Vayro S, Silverman M
Membrane Biology Group, University of Toronto, Toronto, Ontario, Canada M5S 1A8.
Am J Physiol. 1999 May;276(5):C1053-60. doi: 10.1152/ajpcell.1999.276.5.C1053.
We have used the recombinant NH2-terminal myc-tagged rabbit Na+-glucose transporter (SGLT1) to study the regulation of this carrier expressed in COS-7 cells. Treatment of cells with a protein kinase C (PKC) agonist, phorbol 12-myristate 13-acetate (PMA), caused a significant decrease (38.03 +/- 0.05%) in methyl alpha-D-glucopyranoside transport activity that could not be emulated by 4alpha-phorbol 12,13-didecanoate. The decrease in sugar uptake stimulated by PMA was reversed by the PKC inhibitor bisindolylmaleimide I. The maximal rate of Na+-glucose cotransport activity (Vmax) was decreased from 1.29 +/- 0.09 to 0.85 +/- 0.04 nmol. min-1. mg protein-1 after PMA exposure. However, measurement of high-affinity Na+-dependent phloridzin binding revealed that there was no difference in the number of cell surface transporters after PMA treatment; maximal binding capacities were 1.54 +/- 0.34 and 1.64 +/- 0.21 pmol/mg protein for untreated and treated cells, respectively. The apparent sugar binding affinity (Michaelis-Menten constant) and phloridzin binding affinity (dissociation constant) were not affected by PMA. Because PKC reduced Vmax without affecting the number of cell surface SGLT1 transporters, we conclude that PKC has a direct effect on the carrier, resulting in a lowering of the transporter turnover rate by a factor of two.

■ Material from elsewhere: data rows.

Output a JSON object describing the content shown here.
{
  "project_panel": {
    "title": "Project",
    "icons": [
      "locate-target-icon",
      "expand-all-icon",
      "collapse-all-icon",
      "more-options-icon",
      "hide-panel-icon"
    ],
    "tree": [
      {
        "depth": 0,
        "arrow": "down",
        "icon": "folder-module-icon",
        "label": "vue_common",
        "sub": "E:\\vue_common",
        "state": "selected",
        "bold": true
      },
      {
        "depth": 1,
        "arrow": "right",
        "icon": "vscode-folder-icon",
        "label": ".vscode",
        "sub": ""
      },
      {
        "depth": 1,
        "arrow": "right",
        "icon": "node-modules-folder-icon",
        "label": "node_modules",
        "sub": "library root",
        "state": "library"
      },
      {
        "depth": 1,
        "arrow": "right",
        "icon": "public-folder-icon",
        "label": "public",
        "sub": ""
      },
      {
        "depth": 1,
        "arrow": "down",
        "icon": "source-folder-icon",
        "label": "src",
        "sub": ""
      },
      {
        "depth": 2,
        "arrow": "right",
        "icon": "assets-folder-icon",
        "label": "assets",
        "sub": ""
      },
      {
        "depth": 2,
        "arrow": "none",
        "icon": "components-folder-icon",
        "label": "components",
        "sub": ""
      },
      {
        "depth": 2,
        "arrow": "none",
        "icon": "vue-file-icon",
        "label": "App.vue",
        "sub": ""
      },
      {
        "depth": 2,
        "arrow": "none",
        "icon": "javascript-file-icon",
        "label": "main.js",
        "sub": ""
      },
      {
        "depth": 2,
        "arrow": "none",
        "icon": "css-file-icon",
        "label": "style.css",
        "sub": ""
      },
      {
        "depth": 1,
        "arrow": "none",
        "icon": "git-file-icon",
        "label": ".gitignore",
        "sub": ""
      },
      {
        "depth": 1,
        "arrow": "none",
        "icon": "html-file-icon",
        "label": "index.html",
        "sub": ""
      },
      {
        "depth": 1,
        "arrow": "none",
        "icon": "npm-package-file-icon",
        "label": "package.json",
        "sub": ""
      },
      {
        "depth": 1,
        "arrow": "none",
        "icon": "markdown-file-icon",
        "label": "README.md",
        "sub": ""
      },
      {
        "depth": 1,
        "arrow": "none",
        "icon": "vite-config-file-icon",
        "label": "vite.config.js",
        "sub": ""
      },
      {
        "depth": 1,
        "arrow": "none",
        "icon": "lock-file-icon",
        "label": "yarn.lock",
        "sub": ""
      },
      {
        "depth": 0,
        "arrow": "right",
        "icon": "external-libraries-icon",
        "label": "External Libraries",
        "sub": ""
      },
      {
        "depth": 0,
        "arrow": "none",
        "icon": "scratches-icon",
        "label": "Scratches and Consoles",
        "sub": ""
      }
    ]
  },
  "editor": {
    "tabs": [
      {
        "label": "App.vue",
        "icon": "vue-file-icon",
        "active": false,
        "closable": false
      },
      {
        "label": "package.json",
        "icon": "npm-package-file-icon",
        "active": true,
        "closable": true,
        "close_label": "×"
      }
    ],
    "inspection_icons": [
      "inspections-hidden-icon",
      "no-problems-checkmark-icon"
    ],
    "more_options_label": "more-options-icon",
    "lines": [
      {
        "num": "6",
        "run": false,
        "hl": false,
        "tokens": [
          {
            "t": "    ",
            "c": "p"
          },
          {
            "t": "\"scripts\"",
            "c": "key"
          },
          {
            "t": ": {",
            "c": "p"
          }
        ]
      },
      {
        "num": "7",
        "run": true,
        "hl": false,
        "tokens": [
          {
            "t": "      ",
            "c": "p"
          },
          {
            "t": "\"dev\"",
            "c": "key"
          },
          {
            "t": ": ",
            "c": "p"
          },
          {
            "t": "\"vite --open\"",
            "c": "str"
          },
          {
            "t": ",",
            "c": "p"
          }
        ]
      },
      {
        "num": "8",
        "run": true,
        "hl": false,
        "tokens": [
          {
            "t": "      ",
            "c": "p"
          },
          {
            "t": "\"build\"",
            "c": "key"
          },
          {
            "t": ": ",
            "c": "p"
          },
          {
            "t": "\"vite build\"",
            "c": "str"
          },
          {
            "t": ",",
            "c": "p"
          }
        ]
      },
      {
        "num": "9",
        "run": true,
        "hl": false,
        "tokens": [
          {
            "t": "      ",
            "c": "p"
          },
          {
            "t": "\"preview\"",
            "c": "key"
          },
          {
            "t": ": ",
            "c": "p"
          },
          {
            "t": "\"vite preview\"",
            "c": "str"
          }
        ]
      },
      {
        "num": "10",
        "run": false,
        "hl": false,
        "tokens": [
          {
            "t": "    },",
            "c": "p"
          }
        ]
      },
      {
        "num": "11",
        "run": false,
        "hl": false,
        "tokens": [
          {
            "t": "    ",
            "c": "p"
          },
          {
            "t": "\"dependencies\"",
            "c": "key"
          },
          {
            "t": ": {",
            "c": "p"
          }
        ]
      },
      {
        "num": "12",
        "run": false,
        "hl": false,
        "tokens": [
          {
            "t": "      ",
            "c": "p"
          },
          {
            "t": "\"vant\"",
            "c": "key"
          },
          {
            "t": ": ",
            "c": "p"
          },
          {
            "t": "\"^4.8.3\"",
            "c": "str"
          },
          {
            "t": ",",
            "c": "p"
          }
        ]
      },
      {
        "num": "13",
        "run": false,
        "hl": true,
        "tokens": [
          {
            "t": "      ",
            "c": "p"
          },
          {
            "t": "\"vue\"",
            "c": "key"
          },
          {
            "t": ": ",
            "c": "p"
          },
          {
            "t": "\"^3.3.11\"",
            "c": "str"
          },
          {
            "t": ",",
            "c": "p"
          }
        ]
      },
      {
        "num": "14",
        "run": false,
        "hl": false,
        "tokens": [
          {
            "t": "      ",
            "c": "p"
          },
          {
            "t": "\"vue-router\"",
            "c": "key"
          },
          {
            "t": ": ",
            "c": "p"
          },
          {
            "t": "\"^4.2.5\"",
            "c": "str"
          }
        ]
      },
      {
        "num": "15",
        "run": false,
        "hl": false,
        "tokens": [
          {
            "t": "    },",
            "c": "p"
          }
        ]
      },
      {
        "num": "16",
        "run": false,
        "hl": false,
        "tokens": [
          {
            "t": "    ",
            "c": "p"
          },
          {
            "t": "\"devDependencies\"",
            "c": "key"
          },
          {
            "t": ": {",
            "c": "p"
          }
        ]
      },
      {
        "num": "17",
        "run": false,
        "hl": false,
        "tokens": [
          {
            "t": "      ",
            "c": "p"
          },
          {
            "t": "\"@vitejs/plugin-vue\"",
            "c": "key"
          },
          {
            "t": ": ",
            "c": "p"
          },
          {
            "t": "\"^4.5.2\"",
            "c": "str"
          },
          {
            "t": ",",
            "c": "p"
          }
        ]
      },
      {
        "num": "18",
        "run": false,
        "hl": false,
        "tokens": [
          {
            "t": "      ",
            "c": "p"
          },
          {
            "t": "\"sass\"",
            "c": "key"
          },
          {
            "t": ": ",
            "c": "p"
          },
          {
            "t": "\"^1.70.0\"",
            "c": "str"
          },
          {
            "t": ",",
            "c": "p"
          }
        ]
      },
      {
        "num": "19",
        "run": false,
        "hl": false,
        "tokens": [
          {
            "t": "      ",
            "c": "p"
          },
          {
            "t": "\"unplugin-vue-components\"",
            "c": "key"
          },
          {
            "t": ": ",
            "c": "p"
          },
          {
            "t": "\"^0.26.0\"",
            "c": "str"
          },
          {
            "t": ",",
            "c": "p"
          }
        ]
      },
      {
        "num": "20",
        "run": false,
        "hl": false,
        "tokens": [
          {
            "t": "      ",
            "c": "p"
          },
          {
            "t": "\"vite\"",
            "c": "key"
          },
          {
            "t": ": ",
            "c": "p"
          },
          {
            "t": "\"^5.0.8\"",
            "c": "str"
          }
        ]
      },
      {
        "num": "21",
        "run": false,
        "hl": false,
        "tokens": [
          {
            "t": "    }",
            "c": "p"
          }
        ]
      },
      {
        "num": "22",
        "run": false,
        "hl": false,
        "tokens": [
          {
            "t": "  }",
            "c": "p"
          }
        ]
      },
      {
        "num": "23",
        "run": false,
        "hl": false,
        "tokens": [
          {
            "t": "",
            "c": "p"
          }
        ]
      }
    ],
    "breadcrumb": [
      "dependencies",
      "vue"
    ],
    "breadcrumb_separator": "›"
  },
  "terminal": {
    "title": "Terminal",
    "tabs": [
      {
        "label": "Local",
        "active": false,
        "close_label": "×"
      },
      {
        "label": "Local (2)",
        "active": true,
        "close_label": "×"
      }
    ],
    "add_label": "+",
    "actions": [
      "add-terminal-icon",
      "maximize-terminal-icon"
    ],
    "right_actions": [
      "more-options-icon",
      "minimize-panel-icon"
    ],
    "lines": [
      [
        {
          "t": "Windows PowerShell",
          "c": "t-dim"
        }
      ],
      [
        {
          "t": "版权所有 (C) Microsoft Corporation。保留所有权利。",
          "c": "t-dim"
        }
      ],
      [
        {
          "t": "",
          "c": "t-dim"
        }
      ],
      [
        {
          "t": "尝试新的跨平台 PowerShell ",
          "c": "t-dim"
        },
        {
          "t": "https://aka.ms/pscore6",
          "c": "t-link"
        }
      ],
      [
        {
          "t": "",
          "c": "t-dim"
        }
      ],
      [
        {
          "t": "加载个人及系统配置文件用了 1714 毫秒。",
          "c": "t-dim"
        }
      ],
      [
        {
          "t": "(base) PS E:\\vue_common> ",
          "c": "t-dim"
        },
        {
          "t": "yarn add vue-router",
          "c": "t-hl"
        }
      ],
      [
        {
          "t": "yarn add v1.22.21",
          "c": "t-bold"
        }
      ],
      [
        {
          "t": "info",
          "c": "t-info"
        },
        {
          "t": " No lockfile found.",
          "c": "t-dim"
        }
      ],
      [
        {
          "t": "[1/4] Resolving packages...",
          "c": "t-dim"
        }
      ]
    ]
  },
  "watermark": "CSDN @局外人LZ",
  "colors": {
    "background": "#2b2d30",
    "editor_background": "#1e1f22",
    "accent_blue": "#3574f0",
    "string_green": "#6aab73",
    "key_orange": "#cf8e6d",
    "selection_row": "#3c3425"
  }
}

我们使用了重组的氨基端带有myc标签的兔钠-葡萄糖转运体(SGLT1)来研究在COS-7细胞中表达的这种载体的调控机制。用蛋白激酶C(PKC)激动剂佛波醇12-肉豆蔻酸酯13-乙酸酯(PMA)处理细胞,导致α-D-吡喃葡萄糖苷甲基酯转运活性显著降低(38.03±0.05%),而4α-佛波醇12,13-十二烷酸酯无法模拟这种降低。PKC抑制剂双吲哚马来酰胺I可逆转PMA刺激引起的糖摄取减少。PMA处理后,钠-葡萄糖共转运活性的最大速率(Vmax)从1.29±0.09降至0.85±0.04 nmol·min-1·mg蛋白-1。然而,对高亲和力的钠依赖性根皮苷结合的测量显示,PMA处理后细胞表面转运体的数量没有差异;未处理和处理细胞的最大结合容量分别为1.54±0.34和1.64±0.21 pmol/mg蛋白。表观糖结合亲和力(米氏常数)和根皮苷结合亲和力(解离常数)不受PMA影响。由于PKC降低了Vmax而不影响细胞表面SGLT1转运体的数量,我们得出结论,PKC对载体有直接作用,导致转运体周转率降低了两倍。